Submitted by Joanne De Pue on April 8, 2025 - 10:16am
pow wow image
The 54th annual First Nations @ UW Spring Powwow will be held in April (Photo: Comanche Mike).

by Lauren Kirschman, UW News

Jessica Bissett Perea (Dena’ina) had never heard powwow singing before attending an Indigenous music conference in Toronto in 2008.

She was born north of Anchorage, Alaska, where powwows just started appearing in the last 25 years. At the conference, she was drawn to the singing voice of John-Carlos Perea(Mescalero Apache, Irish, Chicano, German). The pair discovered they had a lot in common, eventually marrying in 2009.
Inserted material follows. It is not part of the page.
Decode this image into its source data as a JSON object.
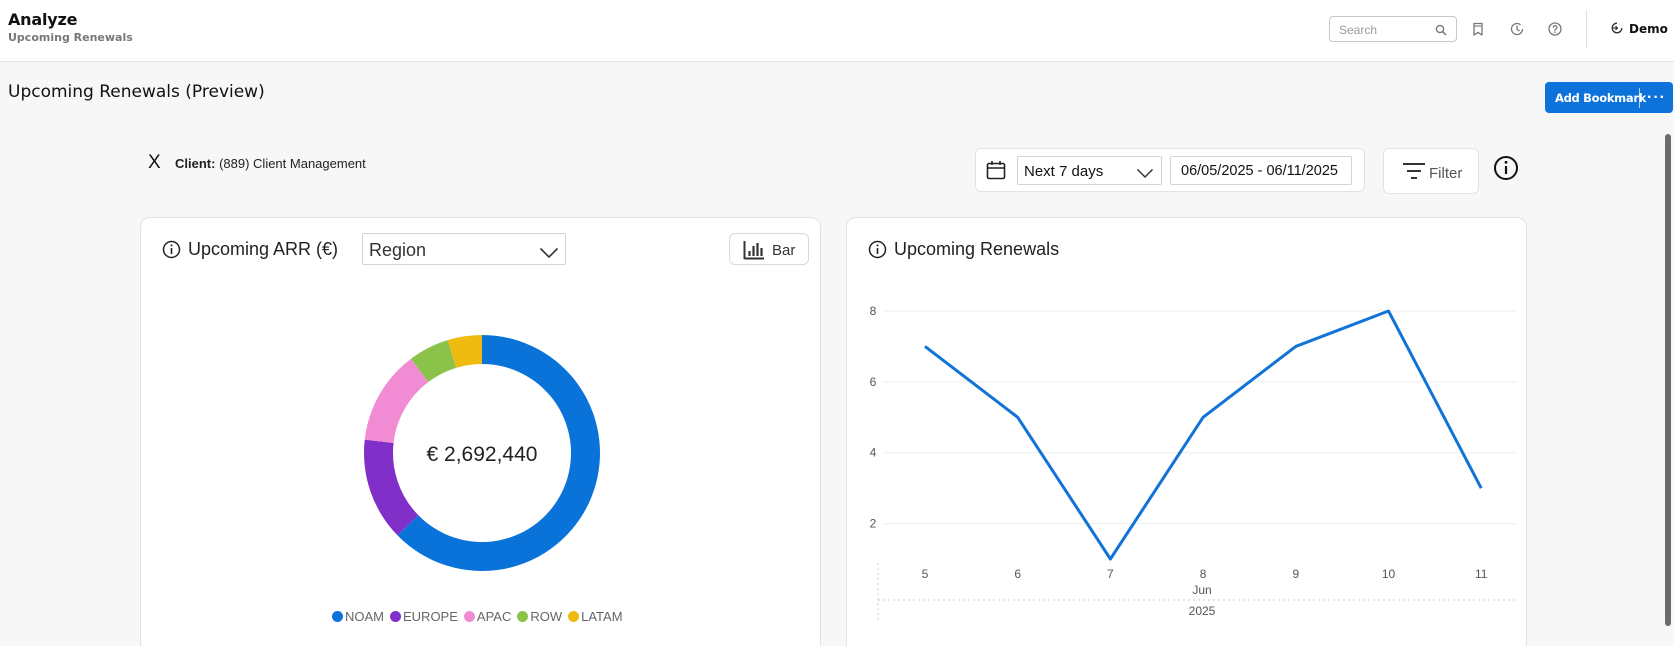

“It’s a beautiful thing, how I’ve learned about powwows through participating with John-Carlos over the years,” Bissett Perea said. “We have invitational dance forms in Alaska. But as more of a newcomer who doesn’t know all the things about powwows, it’s been good for me to be able to ask questions to John-Carlos.”

The pair recently joined the faculty at the University of Washington: Bissett Perea is an associate professor of American Indian Studies and an adjunct associate professor of music history and Comparative History of Ideas; Perea is associate professor and interim head of ethnomusicology, adjunct associate professor of American Indian Studies and Comparative History of Ideas. This quarter, they are co-teaching a new iteration of “Powwow Cultures in Native North America.”